North devotes just two and a half pages to the second verse of his chosen passage (Lev 19:14) but summarises the implications of the verse well when he writes in the conclusion (page 234)
‘Verse 14 prohibits the active assault on the deaf and blind. We are not to attack defenseless people. The text specifies this’
In fact, both these verses (Lev 19:13-14) are recorded for us to prevent the exploitation of the weaker members of Israelite society who would have found it difficult to defend themselves from disadvantageous positions - the hired servant because he was at the mercy of the employer to receive his wages on time and the blind and deaf because they couldn’t discern the hindrances that were being cast against them.
As Wenham (page 267-8) notes
‘...vv.11-12 forbid crooked dealings between equals, or at least between those capable of taking one another to law if they have a grievance, these verses [v.13-14] deal with exploitation of the weak who would not be able to seek such redress...The deaf and the blind...have no comeback against those who take advantage of their disabilities’
and Harrison (page 198)
‘Whereas handicapped persons in the ancient Near East tended to be exploited and abused, among the Israelites they were to be treated with consideration, since they bore the image of the God whom Israel was commanded to reverence’
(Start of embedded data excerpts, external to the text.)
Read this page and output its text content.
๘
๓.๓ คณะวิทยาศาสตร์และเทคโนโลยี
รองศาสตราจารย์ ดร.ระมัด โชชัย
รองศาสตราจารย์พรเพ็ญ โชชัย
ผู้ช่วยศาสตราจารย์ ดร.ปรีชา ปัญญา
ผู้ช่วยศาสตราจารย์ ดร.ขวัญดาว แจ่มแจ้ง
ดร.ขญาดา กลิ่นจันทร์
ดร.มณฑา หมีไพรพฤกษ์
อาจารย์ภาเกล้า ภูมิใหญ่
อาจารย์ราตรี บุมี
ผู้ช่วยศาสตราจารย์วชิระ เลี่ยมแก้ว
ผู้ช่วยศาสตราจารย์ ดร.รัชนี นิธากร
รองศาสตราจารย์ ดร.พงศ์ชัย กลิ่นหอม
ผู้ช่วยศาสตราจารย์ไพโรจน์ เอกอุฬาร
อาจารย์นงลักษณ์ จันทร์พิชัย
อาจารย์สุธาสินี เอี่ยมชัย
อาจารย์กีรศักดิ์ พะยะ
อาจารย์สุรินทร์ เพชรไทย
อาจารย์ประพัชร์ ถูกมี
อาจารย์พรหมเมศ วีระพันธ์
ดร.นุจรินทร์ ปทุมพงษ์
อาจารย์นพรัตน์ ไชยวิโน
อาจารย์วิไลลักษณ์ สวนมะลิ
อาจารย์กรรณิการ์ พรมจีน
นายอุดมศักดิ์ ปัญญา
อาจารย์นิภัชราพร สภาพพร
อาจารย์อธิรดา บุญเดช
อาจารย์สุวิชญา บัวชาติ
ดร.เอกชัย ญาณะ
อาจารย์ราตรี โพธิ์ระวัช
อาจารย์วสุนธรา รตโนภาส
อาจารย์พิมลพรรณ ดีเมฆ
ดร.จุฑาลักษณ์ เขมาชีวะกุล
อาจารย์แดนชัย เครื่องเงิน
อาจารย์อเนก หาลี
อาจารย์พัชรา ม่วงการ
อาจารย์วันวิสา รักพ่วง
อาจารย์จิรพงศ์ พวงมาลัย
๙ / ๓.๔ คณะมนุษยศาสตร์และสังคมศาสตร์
However, North goes on to state (page 234) that
‘This case law also implicitly condemns all those who sit idly by when others publicly assault these defenseless people. We are required by God to become covenantal agents of those victimized people in our presence who are inherently incapable of defending themselves judicially...’
Though it’s not incorrect to say that it was the ‘common’ Israelite who was to uphold the precepts of the Law and enforce them by standing up as a witness when needed, it’s surely going too far to see an implicit statement of responsibility.
The entire contents of the Law required the application and enforcing of the Law - not just these two verses - and the nature of the Covenant was such that the nation was to be zealous for seeing to its observance.
Finally, North’s application of the verse concerning the blind man and its application to the work ethic previously discussed at length is extremely dubious. The legislation concerning the blind man is distinct from the verse that precedes it and should stand alone as a separate command rather than as a comment on the necessity to settle employment debts speedily.
While it’s quite true that the common burden of both these verses is to protect the weaker within Israelite society, it’s unfair to take the mention of the blind man as a statement that the work ethic is again being referred to and that it should be referred to within this context and setting.
He writes (page 231)
‘The context of this law [tripping the blind] is the payment of wages...The case law of verse 14 means that the stronger party must not use another person’s inherent weakness in order to pay him less than a market wage. By implication, he must not cheat the illiterate man or the mentally retarded person’
North doesn’t similarly apply the legislation concerning the deaf man to the payment of wages but, if the blind is a direct reference and comment on the preceding verse, it should be.